Description
A vibrant, no-cook summer fruit salad with strawberries, blueberries, raspberries, pineapple, watermelon, and a zesty honey-lime dressing. Serves 8 in under 20 minutes.
Ingredients
2 cups fresh strawberries, hulled and quartered
1 cup fresh blueberries
1 cup fresh raspberries
2 cups seedless grapes, halved
2 cups fresh pineapple chunks
2 cups seedless watermelon, cut into 3/4-inch cubes
1 cup cantaloupe, cut into 3/4-inch cubes
2 kiwis, peeled and sliced into half-moons
3 tablespoons fresh lime juice
2 tablespoons fresh orange juice
2 tablespoons honey, or maple syrup for a plant-based option
1 teaspoon finely grated lime zest
1/2 teaspoon finely grated fresh ginger
1 small pinch fine sea salt
2 tablespoons fresh mint, thinly sliced
Instructions
Wash and dry the fruit. Rinse strawberries, blueberries, raspberries, grapes, and kiwis under cool water. Dry delicate berries on a clean towel for 5 minutes.
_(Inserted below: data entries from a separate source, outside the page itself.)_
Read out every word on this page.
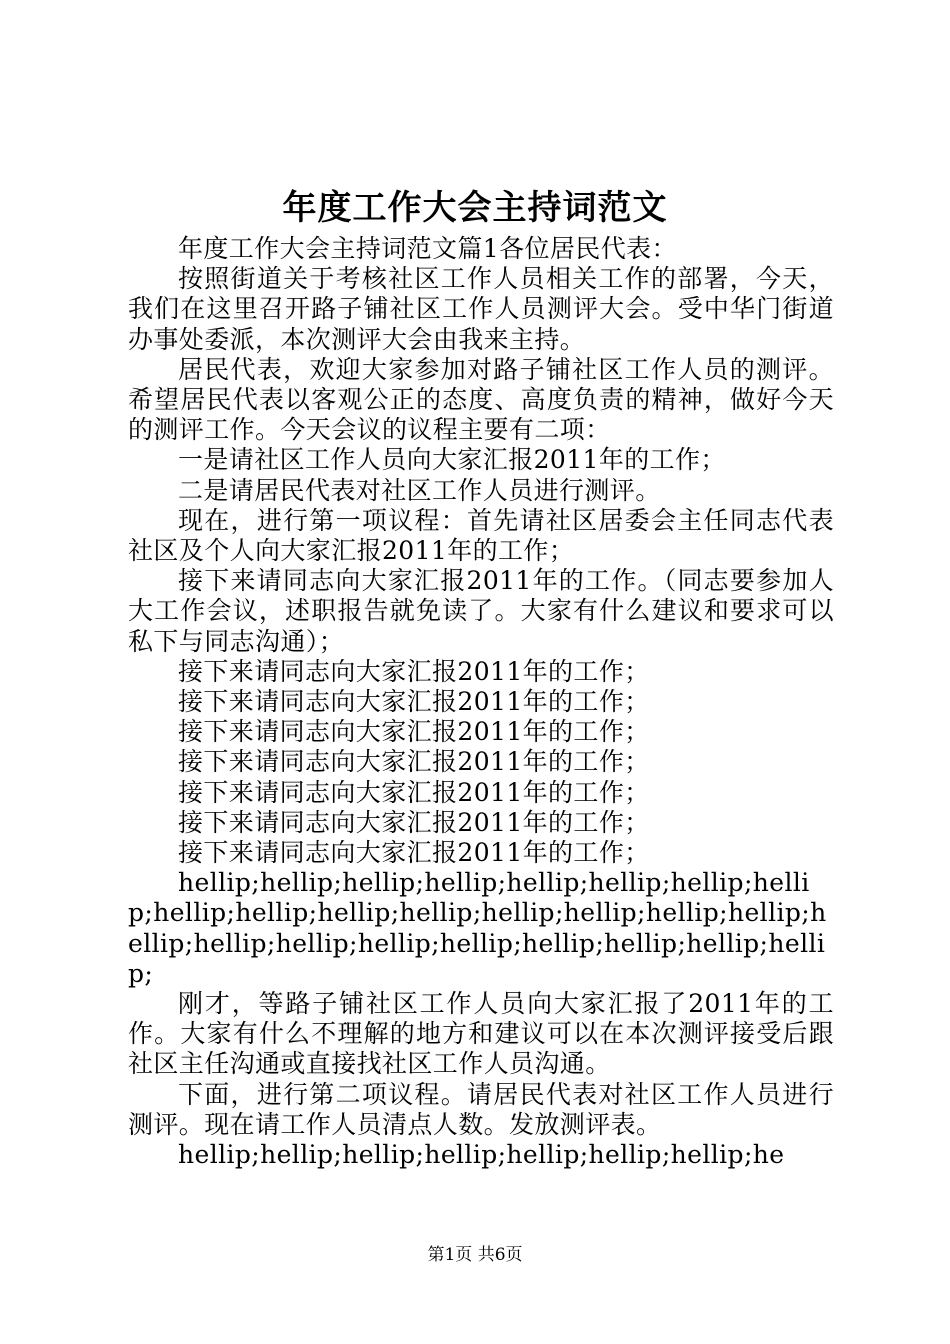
年度工作大会主持词范文

年度工作大会主持词范文篇1各位居民代表：

按照街道关于考核社区工作人员相关工作的部署，今天，我们在这里召开路子铺社区工作人员测评大会。受中华门街道办事处委派，本次测评大会由我来主持。

居民代表，欢迎大家参加对路子铺社区工作人员的测评。希望居民代表以客观公正的态度、高度负责的精神，做好今天的测评工作。今天会议的议程主要有二项：

一是请社区工作人员向大家汇报2011年的工作；

二是请居民代表对社区工作人员进行测评。

现在，进行第一项议程：首先请社区居委会主任同志代表社区及个人向大家汇报2011年的工作；

接下来请同志向大家汇报2011年的工作。（同志要参加人大工作会议，述职报告就免读了。大家有什么建议和要求可以私下与同志沟通）；

接下来请同志向大家汇报2011年的工作；

接下来请同志向大家汇报2011年的工作；

接下来请同志向大家汇报2011年的工作；

接下来请同志向大家汇报2011年的工作；

接下来请同志向大家汇报2011年的工作；

接下来请同志向大家汇报2011年的工作；

接下来请同志向大家汇报2011年的工作；

hellip;hellip;hellip;hellip;hellip;hellip;hellip;hellip;hellip;hellip;hellip;hellip;hellip;hellip;hellip;hellip;hellip;hellip;hellip;hellip;hellip;hellip;hellip;hellip;hellip;

刚才，等路子铺社区工作人员向大家汇报了2011年的工作。大家有什么不理解的地方和建议可以在本次测评接受后跟社区主任沟通或直接找社区工作人员沟通。

下面，进行第二项议程。请居民代表对社区工作人员进行测评。现在请工作人员清点人数。发放测评表。

hellip;hellip;hellip;hellip;hellip;hellip;hellip;he

第1页 共6页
Prepare the dressing. In a small bowl, whisk together lime juice, orange juice, honey, lime zest, ginger, and sea salt for 30 seconds until glossy.
Combine all fruits in a large mixing bowl.
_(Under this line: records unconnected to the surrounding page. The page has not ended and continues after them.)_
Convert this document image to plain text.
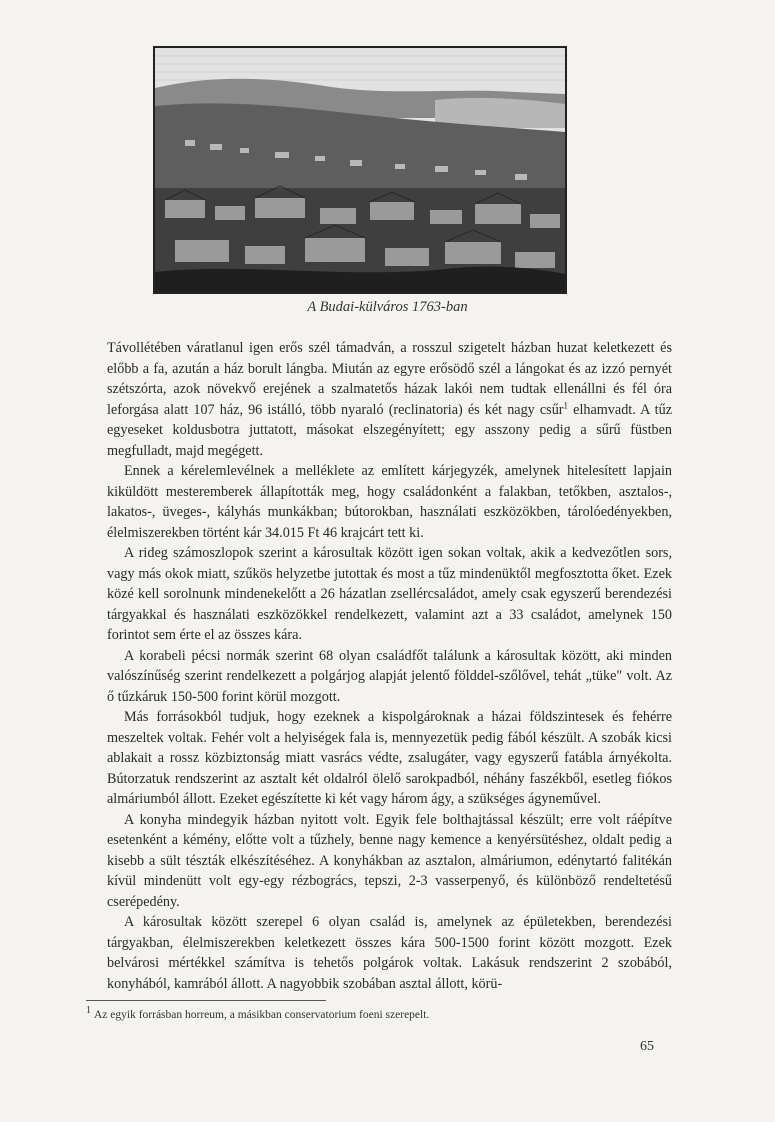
A Budai-külváros 1763-ban

Távollétében váratlanul igen erős szél támadván, a rosszul szigetelt házban huzat keletkezett és előbb a fa, azután a ház borult lángba. Miután az egyre erősödő szél a lángokat és az izzó pernyét szétszórta, azok növekvő erejének a szalmatetős házak lakói nem tudtak ellenállni és fél óra leforgása alatt 107 ház, 96 istálló, több nyaraló (reclinatoria) és két nagy csűr$^1$ elhamvadt. A tűz egyeseket koldusbotra juttatott, másokat elszegényített; egy asszony pedig a sűrű füstben megfulladt, majd megégett.

Ennek a kérelemlevélnek a melléklete az említett kárjegyzék, amelynek hitelesített lapjain kiküldött mesteremberek állapították meg, hogy családonként a falakban, tetőkben, asztalos-, lakatos-, üveges-, kályhás munkákban; bútorokban, használati eszközökben, tárolóedényekben, élelmiszerekben történt kár 34.015 Ft 46 krajcárt tett ki.

A rideg számoszlopok szerint a károsultak között igen sokan voltak, akik a kedvezőtlen sors, vagy más okok miatt, szűkös helyzetbe jutottak és most a tűz mindenüktől megfosztotta őket. Ezek közé kell sorolnunk mindenekelőtt a 26 házatlan zsellércsaládot, amely csak egyszerű berendezési tárgyakkal és használati eszközökkel rendelkezett, valamint azt a 33 családot, amelynek 150 forintot sem érte el az összes kára.

A korabeli pécsi normák szerint 68 olyan családfőt találunk a károsultak között, aki minden valószínűség szerint rendelkezett a polgárjog alapját jelentő földdel-szőlővel, tehát „tüke" volt. Az ő tűzkáruk 150-500 forint körül mozgott.

Más forrásokból tudjuk, hogy ezeknek a kispolgároknak a házai földszintesek és fehérre meszeltek voltak. Fehér volt a helyiségek fala is, mennyezetük pedig fából készült. A szobák kicsi ablakait a rossz közbiztonság miatt vasrács védte, zsalugáter, vagy egyszerű fatábla árnyékolta. Bútorzatuk rendszerint az asztalt két oldalról ölelő sarokpadból, néhány faszékből, esetleg fiókos almáriumból állott. Ezeket egészítette ki két vagy három ágy, a szükséges ágyneművel.

A konyha mindegyik házban nyitott volt. Egyik fele bolthajtással készült; erre volt ráépítve esetenként a kémény, előtte volt a tűzhely, benne nagy kemence a kenyérsütéshez, oldalt pedig a kisebb a sült tészták elkészítéséhez. A konyhákban az asztalon, almáriumon, edénytartó falitékán kívül mindenütt volt egy-egy rézbogrács, tepszi, 2-3 vasserpenyő, és különböző rendeltetésű cserépedény.

A károsultak között szerepel 6 olyan család is, amelynek az épületekben, berendezési tárgyakban, élelmiszerekben keletkezett összes kára 500-1500 forint között mozgott. Ezek belvárosi mértékkel számítva is tehetős polgárok voltak. Lakásuk rendszerint 2 szobából, konyhából, kamrából állott. A nagyobbik szobában asztal állott, körü-

1 Az egyik forrásban horreum, a másikban conservatorium foeni szerepelt.
65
Drizzle dressing over the fruit and gently toss until evenly coated.
Chill in the refrigerator for 15–20 minutes to enhance flavors.
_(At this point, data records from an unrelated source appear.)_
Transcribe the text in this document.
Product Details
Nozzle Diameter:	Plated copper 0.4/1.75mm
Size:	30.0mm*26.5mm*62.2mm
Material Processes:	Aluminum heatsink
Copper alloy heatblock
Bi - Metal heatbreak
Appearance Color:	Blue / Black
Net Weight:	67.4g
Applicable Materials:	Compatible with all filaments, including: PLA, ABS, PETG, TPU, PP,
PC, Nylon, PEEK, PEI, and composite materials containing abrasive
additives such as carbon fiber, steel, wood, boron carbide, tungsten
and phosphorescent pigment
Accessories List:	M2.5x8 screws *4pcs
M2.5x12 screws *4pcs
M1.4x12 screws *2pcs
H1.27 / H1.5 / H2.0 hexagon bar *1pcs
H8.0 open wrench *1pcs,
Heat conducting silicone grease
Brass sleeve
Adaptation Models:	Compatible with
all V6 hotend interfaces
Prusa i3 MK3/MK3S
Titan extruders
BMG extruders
Transfer to a serving bowl and top with fresh mint. Serve chilled.
Notes
Ensure all fruit is fully dry before mixing to avoid sogginess.
Maple syrup makes the recipe plant-based. Adjust sweetness to taste.
Store in an airtight container in the fridge for up to 4 hours.
Optional: Add sliced peaches or figs for extra depth.